- Episode no.: Season 4 Episode 5
- Directed by: Bill L. Norton
- Written by: Elizabeth Craft; Sarah Fain;
- Production code: 4ADH05
- Original air date: November 3, 2002

Guest appearances
- Andy Hallett as Lorne; Stephanie Romanov as Lilah Morgan; Randy Oglesby as Professor Oliver Seidel; Jerry Trainor as Jared;

Episode chronology
| ← Previous "Slouching Toward Bethlehem" | Next → "Spin the Bottle" |
- Angel season 4

= Supersymmetry (Angel) =

"Supersymmetry" is the 5th episode of the fourth season of the American television series Angel. Written by Elizabeth Craft and Sarah Fain and directed by Bill L. Norton, it was originally broadcast on November 3, 2002, on the WB network.

==Plot==
Fred's article on superstring theory is published in an academic journal, and she is asked to present it at a physics symposium by her old college professor Seidel. Her presentation is interrupted when a dimensional portal opens and snake-like creatures emerge to kill her.

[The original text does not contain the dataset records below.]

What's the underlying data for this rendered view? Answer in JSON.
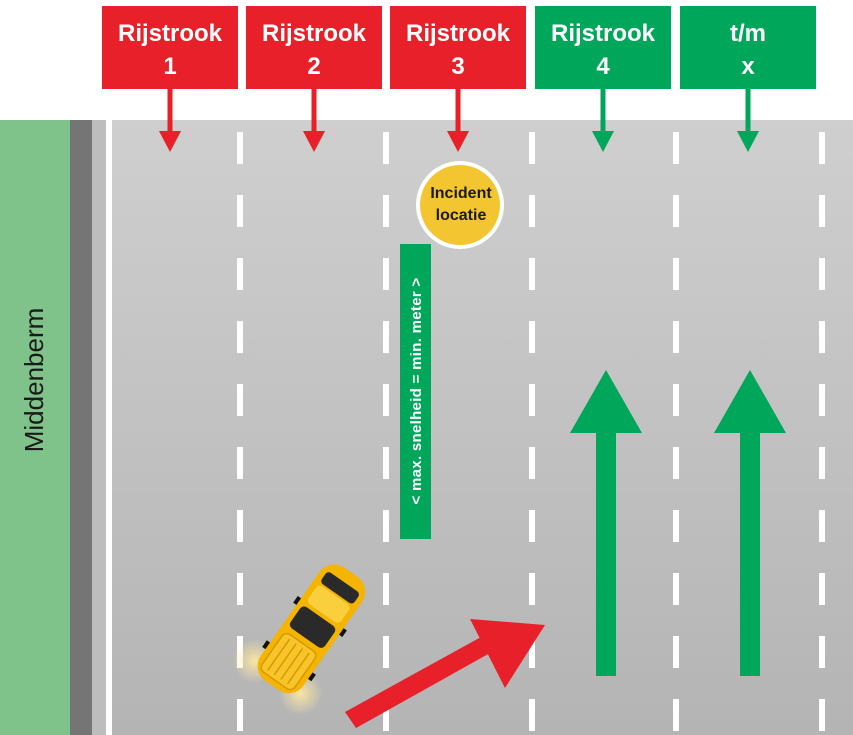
{
  "lanes": [
    {
      "line1": "Rijstrook",
      "line2": "1",
      "status": "closed"
    },
    {
      "line1": "Rijstrook",
      "line2": "2",
      "status": "closed"
    },
    {
      "line1": "Rijstrook",
      "line2": "3",
      "status": "closed"
    },
    {
      "line1": "Rijstrook",
      "line2": "4",
      "status": "open"
    },
    {
      "line1": "t/m",
      "line2": "x",
      "status": "open"
    }
  ],
  "incident": {
    "line1": "Incident",
    "line2": "locatie"
  },
  "median_label": "Middenberm",
  "speed_sign": "< max. snelheid = min. meter >",
  "colors": {
    "closed": "#e8202a",
    "open": "#00a65a",
    "road": "#c3c3c3",
    "median": "#7fc28a",
    "incident": "#f2c531",
    "vehicle": "#f4b400"
  },
  "icons": {
    "closed_marker": "arrow-down-icon",
    "open_marker": "arrow-down-icon",
    "traffic_direction": "arrow-up-icon",
    "merge": "diagonal-arrow-icon",
    "vehicle": "car-icon"
  }
}
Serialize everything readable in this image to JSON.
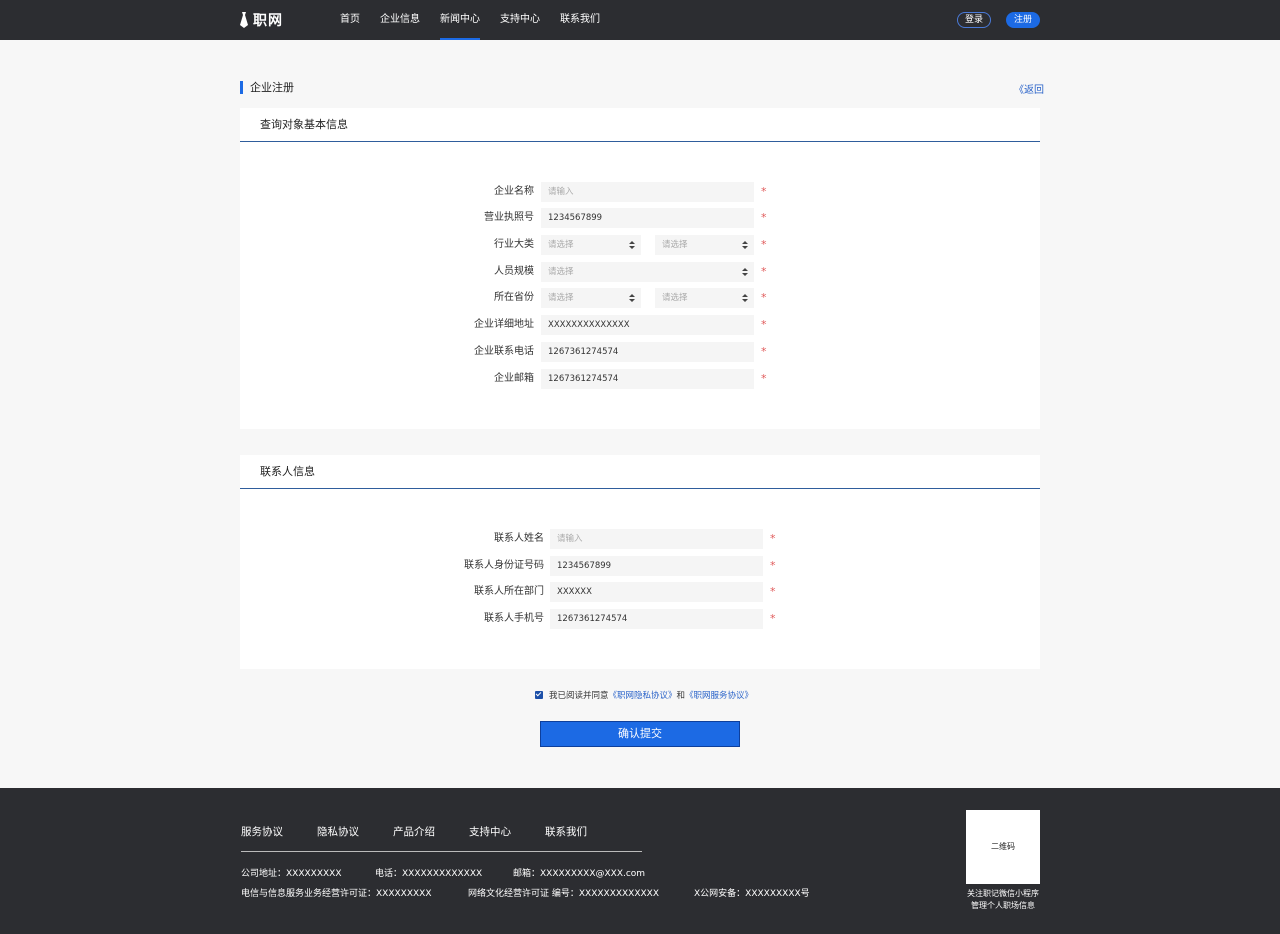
{
  "header": {
    "logo_text": "职网",
    "nav": [
      "首页",
      "企业信息",
      "新闻中心",
      "支持中心",
      "联系我们"
    ],
    "active_nav": "新闻中心",
    "login_label": "登录",
    "register_label": "注册"
  },
  "page": {
    "title": "企业注册",
    "back_label": "《返回"
  },
  "basic_info": {
    "heading": "查询对象基本信息",
    "company_name": {
      "label": "企业名称",
      "placeholder": "请输入"
    },
    "license_no": {
      "label": "营业执照号",
      "value": "1234567899"
    },
    "industry": {
      "label": "行业大类",
      "placeholder1": "请选择",
      "placeholder2": "请选择"
    },
    "staff_size": {
      "label": "人员规模",
      "placeholder": "请选择"
    },
    "province": {
      "label": "所在省份",
      "placeholder1": "请选择",
      "placeholder2": "请选择"
    },
    "address": {
      "label": "企业详细地址",
      "value": "XXXXXXXXXXXXXX"
    },
    "phone": {
      "label": "企业联系电话",
      "value": "1267361274574"
    },
    "email": {
      "label": "企业邮箱",
      "value": "1267361274574"
    },
    "required_mark": "*"
  },
  "contact_info": {
    "heading": "联系人信息",
    "name": {
      "label": "联系人姓名",
      "placeholder": "请输入"
    },
    "id_no": {
      "label": "联系人身份证号码",
      "value": "1234567899"
    },
    "department": {
      "label": "联系人所在部门",
      "value": "XXXXXX"
    },
    "mobile": {
      "label": "联系人手机号",
      "value": "1267361274574"
    },
    "required_mark": "*"
  },
  "agreement": {
    "text_prefix": "我已阅读并同意",
    "privacy_link": "《职网隐私协议》",
    "conjunction": "和",
    "service_link": "《职网服务协议》",
    "checked": true
  },
  "submit_label": "确认提交",
  "footer": {
    "links": [
      "服务协议",
      "隐私协议",
      "产品介绍",
      "支持中心",
      "联系我们"
    ],
    "address": "公司地址：XXXXXXXXX",
    "phone": "电话：XXXXXXXXXXXXX",
    "email": "邮箱：XXXXXXXXX@XXX.com",
    "telecom_license": "电信与信息服务业务经营许可证：XXXXXXXXX",
    "culture_license": "网络文化经营许可证 编号：XXXXXXXXXXXXX",
    "police_record": "X公网安备：XXXXXXXXX号",
    "qr_label": "二维码",
    "qr_caption_line1": "关注职记微信小程序",
    "qr_caption_line2": "管理个人职场信息"
  },
  "colors": {
    "header_bg": "#2c2d31",
    "accent": "#1c6ae4",
    "link": "#2a63c9",
    "required": "#e05a5a",
    "page_bg": "#f7f7f7"
  }
}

Angel had spied Lilah during the speech and at first thinks she is behind it, but she was simply keeping an eye on Wesley.

Gunn and Angel suspect another member of the audience, a comic book fanatic who seemed to be expecting the portal's appearance, but it turns out he's just following stories of strange disappearances and reading about Angel on internet forums.

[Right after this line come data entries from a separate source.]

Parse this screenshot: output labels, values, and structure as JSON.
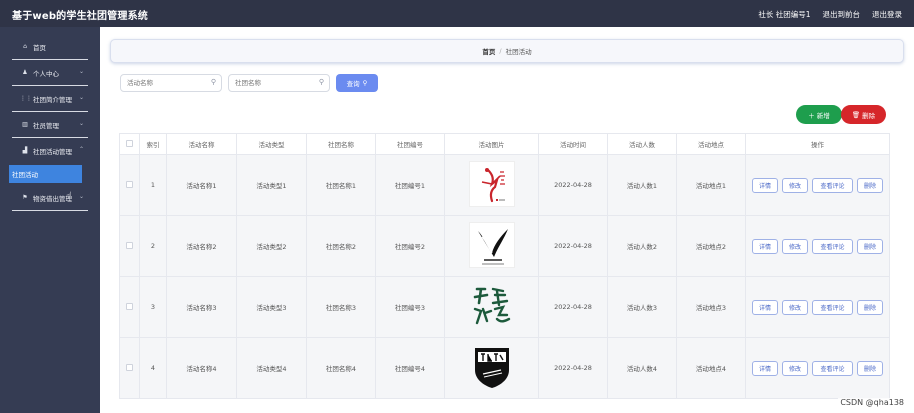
{
  "header": {
    "app_title": "基于web的学生社团管理系统",
    "user_info": "社长 社团编号1",
    "back_link": "退出到前台",
    "logout_link": "退出登录"
  },
  "sidebar": {
    "items": [
      {
        "icon": "home-icon",
        "label": "首页",
        "has_chevron": false
      },
      {
        "icon": "user-icon",
        "label": "个人中心",
        "has_chevron": true
      },
      {
        "icon": "grid-icon",
        "label": "社团简介管理",
        "has_chevron": true
      },
      {
        "icon": "building-icon",
        "label": "社员管理",
        "has_chevron": true
      },
      {
        "icon": "chart-icon",
        "label": "社团活动管理",
        "has_chevron": true
      }
    ],
    "active_subitem": "社团活动",
    "last_item": {
      "icon": "flag-icon",
      "label": "物资借出管理",
      "has_chevron": true
    }
  },
  "breadcrumb": {
    "home": "首页",
    "separator": "/",
    "current": "社团活动"
  },
  "search": {
    "activity_placeholder": "活动名称",
    "club_placeholder": "社团名称",
    "button_label": "查询"
  },
  "actions": {
    "add_label": "新增",
    "delete_label": "删除"
  },
  "table": {
    "headers": [
      "索引",
      "活动名称",
      "活动类型",
      "社团名称",
      "社团编号",
      "活动图片",
      "活动时间",
      "活动人数",
      "活动地点",
      "操作"
    ],
    "rows": [
      {
        "index": "1",
        "name": "活动名称1",
        "type": "活动类型1",
        "club": "社团名称1",
        "club_no": "社团编号1",
        "image": "dance-logo",
        "time": "2022-04-28",
        "people": "活动人数1",
        "place": "活动地点1"
      },
      {
        "index": "2",
        "name": "活动名称2",
        "type": "活动类型2",
        "club": "社团名称2",
        "club_no": "社团编号2",
        "image": "art-logo",
        "time": "2022-04-28",
        "people": "活动人数2",
        "place": "活动地点2"
      },
      {
        "index": "3",
        "name": "活动名称3",
        "type": "活动类型3",
        "club": "社团名称3",
        "club_no": "社团编号3",
        "image": "calligraphy-logo",
        "time": "2022-04-28",
        "people": "活动人数3",
        "place": "活动地点3"
      },
      {
        "index": "4",
        "name": "活动名称4",
        "type": "活动类型4",
        "club": "社团名称4",
        "club_no": "社团编号4",
        "image": "guitar-logo",
        "time": "2022-04-28",
        "people": "活动人数4",
        "place": "活动地点4"
      }
    ],
    "row_buttons": {
      "detail": "详情",
      "edit": "修改",
      "comments": "查看评论",
      "delete": "删除"
    }
  },
  "watermark": "CSDN @qha138",
  "colors": {
    "topbar": "#2f3447",
    "sidebar": "#353c53",
    "active_menu": "#3e84df",
    "search_button": "#6b8bf0",
    "add_button": "#1e9e4d",
    "delete_button": "#d6262a"
  }
}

Fred learns that Professor Seidel is the one responsible and that he was the one who sent Fred into the Pylea dimension six years earlier. He felt Fred and other missing colleagues were competing for his job. Against Angel and Gunn's advice, Fred pursues vengeance against her former mentor. She asks for Wesley's help. When she is almost sucked into a portal opened by a text message from Seidel, Wesley agrees to help.

Meanwhile, Cordelia is staying with Connor at his vast empty loft. He trains her to slay vampires while romance blossoms.

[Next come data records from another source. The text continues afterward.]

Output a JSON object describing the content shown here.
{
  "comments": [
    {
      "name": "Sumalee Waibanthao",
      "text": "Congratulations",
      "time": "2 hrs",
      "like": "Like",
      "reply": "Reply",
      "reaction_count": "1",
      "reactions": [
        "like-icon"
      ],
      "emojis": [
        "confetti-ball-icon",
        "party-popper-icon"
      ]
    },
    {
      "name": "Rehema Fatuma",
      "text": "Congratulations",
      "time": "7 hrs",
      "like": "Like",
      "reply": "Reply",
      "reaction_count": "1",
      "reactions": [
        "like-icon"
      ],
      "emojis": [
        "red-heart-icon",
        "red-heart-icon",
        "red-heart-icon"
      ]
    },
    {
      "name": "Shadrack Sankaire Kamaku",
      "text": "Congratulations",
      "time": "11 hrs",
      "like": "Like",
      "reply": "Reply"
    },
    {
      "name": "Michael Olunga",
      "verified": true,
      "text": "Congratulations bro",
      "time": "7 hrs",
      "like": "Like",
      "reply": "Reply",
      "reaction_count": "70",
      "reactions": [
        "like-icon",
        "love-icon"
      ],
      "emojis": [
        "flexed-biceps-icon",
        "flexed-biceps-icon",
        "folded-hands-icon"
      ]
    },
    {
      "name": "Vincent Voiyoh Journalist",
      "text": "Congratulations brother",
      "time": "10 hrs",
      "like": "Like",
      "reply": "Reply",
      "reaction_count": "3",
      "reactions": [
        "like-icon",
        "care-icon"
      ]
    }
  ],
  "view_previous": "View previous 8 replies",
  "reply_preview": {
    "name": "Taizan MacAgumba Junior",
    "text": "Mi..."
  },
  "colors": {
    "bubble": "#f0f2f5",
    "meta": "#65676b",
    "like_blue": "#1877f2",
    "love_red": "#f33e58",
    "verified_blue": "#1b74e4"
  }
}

Angel confronts Seidel (largely to protect him from Fred's vengeance), but Seidel releases a demon from a portal to attack Angel. Seidel tries to escape, but he encounters Fred. She opens her own portal, intending to send him to a hell dimension as punishment. As he is being sucked in, Gunn arrives. When he is unable to convince Fred to close the portal, Gunn snaps Seidel's neck and throws him into the portal. Fred and Gunn lie to Angel that Seidel fell victim to his own portal meant for Fred.

Connor arrives at the Hyperion Hotel to pick up Cordelia's things because they have decided to live together. Connor and Cordelia battle a common vampire. Elated when she stakes it, Cordelia impulsively kisses Connor. Connor embraces her, but Cordelia is uncomfortable and pulls away. She explains that she still doesn't know who she is or where she belongs. Connor angrily realizes that she's going back to Angel.

Cordelia arrives at the hotel to talk to Angel. She tells him that she is the same person she was before her amnesia, and that person doesn't need protecting. After Angel promises not to lie to her anymore, she asks him if they were in love.

==Reception==
UGO Networks calls this episode "one of the more interesting looks at murderous intent to come along in a while."